Reações do Governo e Expectativas
Rueda, em declaração à Folha, se esquivou de comentar sobre especulações a respeito de delações, afirmando: “Nunca fiz qualquer intermediação, não recebi vantagem e não tenho relação de natureza negocial com quem quer que seja nesse caso. Qualquer tentativa de me envolver é especulativa”. Por outro lado, Ciro Nogueira não respondeu à reportagem.
Aliados do presidente Lula estão focados em blindá-lo de eventuais consequências, promovendo a narrativa de que seu governo foi responsável por desmantelar esquemas herdados da administração anterior. Em um discurso recente, Lula enfatizou: “Esse Banco Master é obra do Bolsonaro e do Roberto Campos Neto, ex-presidente do Banco Central”.
Colaboradores do presidente acreditam que o ministro André Mendonça atuará de maneira técnica, e que, mesmo que se descubram ligações de aliados de Lula, isso não poderá ser comparado ao volume de apoio à administração anterior. Ainda assim, Lula reconhece que, se surgirem acusações de aliados, isso poderá repercutir negativamente em sua imagem.

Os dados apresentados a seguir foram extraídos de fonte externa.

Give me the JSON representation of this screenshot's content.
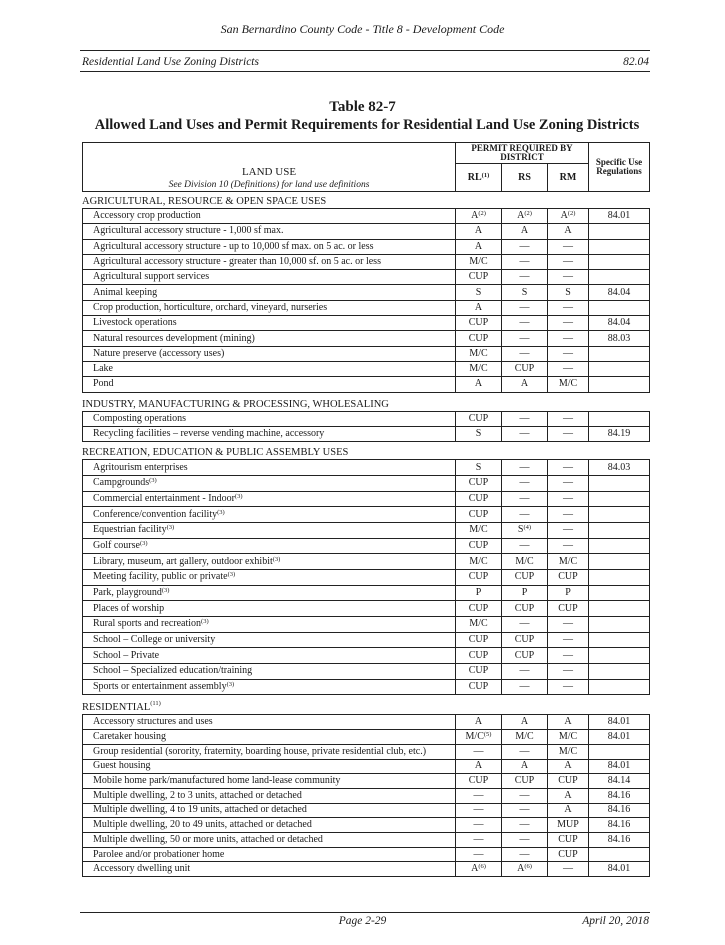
{
  "running_head": "San Bernardino County Code - Title 8 - Development Code",
  "subheader": {
    "left": "Residential Land Use Zoning Districts",
    "right": "82.04"
  },
  "table_number": "Table 82-7",
  "table_title": "Allowed Land Uses and Permit Requirements for Residential Land Use Zoning Districts",
  "header": {
    "land_use": "LAND USE",
    "land_use_note": "See Division 10 (Definitions) for land use definitions",
    "permit_required": "PERMIT REQUIRED BY DISTRICT",
    "districts": [
      {
        "text": "RL",
        "sup": "(1)"
      },
      {
        "text": "RS"
      },
      {
        "text": "RM"
      }
    ],
    "specific": "Specific Use Regulations"
  },
  "sections": [
    {
      "title": "AGRICULTURAL, RESOURCE & OPEN SPACE USES",
      "rows": [
        {
          "use": {
            "text": "Accessory crop production"
          },
          "cells": [
            {
              "text": "A",
              "sup": "(2)"
            },
            {
              "text": "A",
              "sup": "(2)"
            },
            {
              "text": "A",
              "sup": "(2)"
            }
          ],
          "reg": "84.01"
        },
        {
          "use": {
            "text": "Agricultural accessory structure - 1,000 sf max."
          },
          "cells": [
            {
              "text": "A"
            },
            {
              "text": "A"
            },
            {
              "text": "A"
            }
          ],
          "reg": ""
        },
        {
          "use": {
            "text": "Agricultural accessory structure - up to 10,000 sf max. on 5 ac. or less"
          },
          "cells": [
            {
              "text": "A"
            },
            {
              "text": "—"
            },
            {
              "text": "—"
            }
          ],
          "reg": ""
        },
        {
          "use": {
            "text": "Agricultural accessory structure - greater than 10,000 sf. on 5 ac. or less"
          },
          "cells": [
            {
              "text": "M/C"
            },
            {
              "text": "—"
            },
            {
              "text": "—"
            }
          ],
          "reg": ""
        },
        {
          "use": {
            "text": "Agricultural support services"
          },
          "cells": [
            {
              "text": "CUP"
            },
            {
              "text": "—"
            },
            {
              "text": "—"
            }
          ],
          "reg": ""
        },
        {
          "use": {
            "text": "Animal keeping"
          },
          "cells": [
            {
              "text": "S"
            },
            {
              "text": "S"
            },
            {
              "text": "S"
            }
          ],
          "reg": "84.04"
        },
        {
          "use": {
            "text": "Crop production, horticulture, orchard, vineyard, nurseries"
          },
          "cells": [
            {
              "text": "A"
            },
            {
              "text": "—"
            },
            {
              "text": "—"
            }
          ],
          "reg": ""
        },
        {
          "use": {
            "text": "Livestock operations"
          },
          "cells": [
            {
              "text": "CUP"
            },
            {
              "text": "—"
            },
            {
              "text": "—"
            }
          ],
          "reg": "84.04"
        },
        {
          "use": {
            "text": "Natural resources development (mining)"
          },
          "cells": [
            {
              "text": "CUP"
            },
            {
              "text": "—"
            },
            {
              "text": "—"
            }
          ],
          "reg": "88.03"
        },
        {
          "use": {
            "text": "Nature preserve (accessory uses)"
          },
          "cells": [
            {
              "text": "M/C"
            },
            {
              "text": "—"
            },
            {
              "text": "—"
            }
          ],
          "reg": ""
        },
        {
          "use": {
            "text": "Lake"
          },
          "cells": [
            {
              "text": "M/C"
            },
            {
              "text": "CUP"
            },
            {
              "text": "—"
            }
          ],
          "reg": ""
        },
        {
          "use": {
            "text": "Pond"
          },
          "cells": [
            {
              "text": "A"
            },
            {
              "text": "A"
            },
            {
              "text": "M/C"
            }
          ],
          "reg": ""
        }
      ]
    },
    {
      "title": "INDUSTRY, MANUFACTURING & PROCESSING, WHOLESALING",
      "rows": [
        {
          "use": {
            "text": "Composting operations"
          },
          "cells": [
            {
              "text": "CUP"
            },
            {
              "text": "—"
            },
            {
              "text": "—"
            }
          ],
          "reg": ""
        },
        {
          "use": {
            "text": "Recycling facilities – reverse vending machine, accessory"
          },
          "cells": [
            {
              "text": "S"
            },
            {
              "text": "—"
            },
            {
              "text": "—"
            }
          ],
          "reg": "84.19"
        }
      ]
    },
    {
      "title": "RECREATION, EDUCATION & PUBLIC ASSEMBLY USES",
      "rows": [
        {
          "use": {
            "text": "Agritourism enterprises"
          },
          "cells": [
            {
              "text": "S"
            },
            {
              "text": "—"
            },
            {
              "text": "—"
            }
          ],
          "reg": "84.03"
        },
        {
          "use": {
            "text": "Campgrounds",
            "sup": "(3)"
          },
          "cells": [
            {
              "text": "CUP"
            },
            {
              "text": "—"
            },
            {
              "text": "—"
            }
          ],
          "reg": ""
        },
        {
          "use": {
            "text": "Commercial entertainment - Indoor",
            "sup": "(3)"
          },
          "cells": [
            {
              "text": "CUP"
            },
            {
              "text": "—"
            },
            {
              "text": "—"
            }
          ],
          "reg": ""
        },
        {
          "use": {
            "text": "Conference/convention facility",
            "sup": "(3)"
          },
          "cells": [
            {
              "text": "CUP"
            },
            {
              "text": "—"
            },
            {
              "text": "—"
            }
          ],
          "reg": ""
        },
        {
          "use": {
            "text": "Equestrian facility",
            "sup": "(3)"
          },
          "cells": [
            {
              "text": "M/C"
            },
            {
              "text": "S",
              "sup": "(4)"
            },
            {
              "text": "—"
            }
          ],
          "reg": ""
        },
        {
          "use": {
            "text": "Golf course",
            "sup": "(3)"
          },
          "cells": [
            {
              "text": "CUP"
            },
            {
              "text": "—"
            },
            {
              "text": "—"
            }
          ],
          "reg": ""
        },
        {
          "use": {
            "text": "Library, museum, art gallery, outdoor exhibit",
            "sup": "(3)"
          },
          "cells": [
            {
              "text": "M/C"
            },
            {
              "text": "M/C"
            },
            {
              "text": "M/C"
            }
          ],
          "reg": ""
        },
        {
          "use": {
            "text": "Meeting facility, public or private",
            "sup": "(3)"
          },
          "cells": [
            {
              "text": "CUP"
            },
            {
              "text": "CUP"
            },
            {
              "text": "CUP"
            }
          ],
          "reg": ""
        },
        {
          "use": {
            "text": "Park, playground",
            "sup": "(3)"
          },
          "cells": [
            {
              "text": "P"
            },
            {
              "text": "P"
            },
            {
              "text": "P"
            }
          ],
          "reg": ""
        },
        {
          "use": {
            "text": "Places of worship"
          },
          "cells": [
            {
              "text": "CUP"
            },
            {
              "text": "CUP"
            },
            {
              "text": "CUP"
            }
          ],
          "reg": ""
        },
        {
          "use": {
            "text": "Rural sports and recreation",
            "sup": "(3)"
          },
          "cells": [
            {
              "text": "M/C"
            },
            {
              "text": "—"
            },
            {
              "text": "—"
            }
          ],
          "reg": ""
        },
        {
          "use": {
            "text": "School – College or university"
          },
          "cells": [
            {
              "text": "CUP"
            },
            {
              "text": "CUP"
            },
            {
              "text": "—"
            }
          ],
          "reg": ""
        },
        {
          "use": {
            "text": "School – Private"
          },
          "cells": [
            {
              "text": "CUP"
            },
            {
              "text": "CUP"
            },
            {
              "text": "—"
            }
          ],
          "reg": ""
        },
        {
          "use": {
            "text": "School – Specialized education/training"
          },
          "cells": [
            {
              "text": "CUP"
            },
            {
              "text": "—"
            },
            {
              "text": "—"
            }
          ],
          "reg": ""
        },
        {
          "use": {
            "text": "Sports or entertainment assembly",
            "sup": "(3)"
          },
          "cells": [
            {
              "text": "CUP"
            },
            {
              "text": "—"
            },
            {
              "text": "—"
            }
          ],
          "reg": ""
        }
      ]
    },
    {
      "title": "RESIDENTIAL",
      "title_sup": "(11)",
      "rows": [
        {
          "use": {
            "text": "Accessory structures and uses"
          },
          "cells": [
            {
              "text": "A"
            },
            {
              "text": "A"
            },
            {
              "text": "A"
            }
          ],
          "reg": "84.01"
        },
        {
          "use": {
            "text": "Caretaker housing"
          },
          "cells": [
            {
              "text": "M/C",
              "sup": "(5)"
            },
            {
              "text": "M/C"
            },
            {
              "text": "M/C"
            }
          ],
          "reg": "84.01"
        },
        {
          "use": {
            "text": "Group residential (sorority, fraternity, boarding house, private residential club, etc.)"
          },
          "cells": [
            {
              "text": "—"
            },
            {
              "text": "—"
            },
            {
              "text": "M/C"
            }
          ],
          "reg": ""
        },
        {
          "use": {
            "text": "Guest housing"
          },
          "cells": [
            {
              "text": "A"
            },
            {
              "text": "A"
            },
            {
              "text": "A"
            }
          ],
          "reg": "84.01"
        },
        {
          "use": {
            "text": "Mobile home park/manufactured home land-lease community"
          },
          "cells": [
            {
              "text": "CUP"
            },
            {
              "text": "CUP"
            },
            {
              "text": "CUP"
            }
          ],
          "reg": "84.14"
        },
        {
          "use": {
            "text": "Multiple dwelling, 2 to 3 units, attached or detached"
          },
          "cells": [
            {
              "text": "—"
            },
            {
              "text": "—"
            },
            {
              "text": "A"
            }
          ],
          "reg": "84.16"
        },
        {
          "use": {
            "text": "Multiple dwelling, 4 to 19 units, attached or detached"
          },
          "cells": [
            {
              "text": "—"
            },
            {
              "text": "—"
            },
            {
              "text": "A"
            }
          ],
          "reg": "84.16"
        },
        {
          "use": {
            "text": "Multiple dwelling, 20 to 49 units, attached or detached"
          },
          "cells": [
            {
              "text": "—"
            },
            {
              "text": "—"
            },
            {
              "text": "MUP"
            }
          ],
          "reg": "84.16"
        },
        {
          "use": {
            "text": "Multiple dwelling, 50 or more units, attached or detached"
          },
          "cells": [
            {
              "text": "—"
            },
            {
              "text": "—"
            },
            {
              "text": "CUP"
            }
          ],
          "reg": "84.16"
        },
        {
          "use": {
            "text": "Parolee and/or probationer home"
          },
          "cells": [
            {
              "text": "—"
            },
            {
              "text": "—"
            },
            {
              "text": "CUP"
            }
          ],
          "reg": ""
        },
        {
          "use": {
            "text": "Accessory dwelling unit"
          },
          "cells": [
            {
              "text": "A",
              "sup": "(6)"
            },
            {
              "text": "A",
              "sup": "(6)"
            },
            {
              "text": "—"
            }
          ],
          "reg": "84.01"
        }
      ]
    }
  ],
  "footer": {
    "page": "Page 2-29",
    "date": "April 20, 2018"
  }
}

Entre os parlamentares de direita e bolsonaristas, a possibilidade de delação foi recebida com entusiasmo, com a expectativa de que figuras do centrão e da esquerda, assim como ministros do STF, sejam implicados. O discurso é claro: todos devem ser investigados.
O pastor Silas Malafaia, líder da Assembleia de Deus Vitória em Cristo, manifestou-se em suas redes sociais: “Por favor, Vorcaro, delate todo mundo! Sejam políticos, pastores, empresários, ministros do STF etc. Em nome de Jesus”.
No entanto, parte do bolsonarismo expressa desconfiança quanto à possibilidade de Vorcaro proteger seus laços com ministros do STF e se limitar a implicar apenas políticos. Há preocupações de que uma delação que envolva o STF ou a própria PGR não seja homologada, visando proteger essas autoridades.
Parlamentares do PL, que têm um histórico tenso com o STF, especialmente com o ministro Alexandre de Moraes, veem na delação uma oportunidade de expor o que consideram ser corrupção na corte, reforçando assim seus apelos por um impeachment de ministros.
Por fim, figuras da direita minimizam a relevância de revelações sobre a Igreja Batista da Lagoinha e o deputado Nikolas Ferreira (PL-MG), que utilizou um avião vinculado ao dono do Banco Master durante a campanha de 2022. Nas redes sociais, Nikolas comemorou a notícia da delação, afirmando que Vorcaro não poupou ninguém.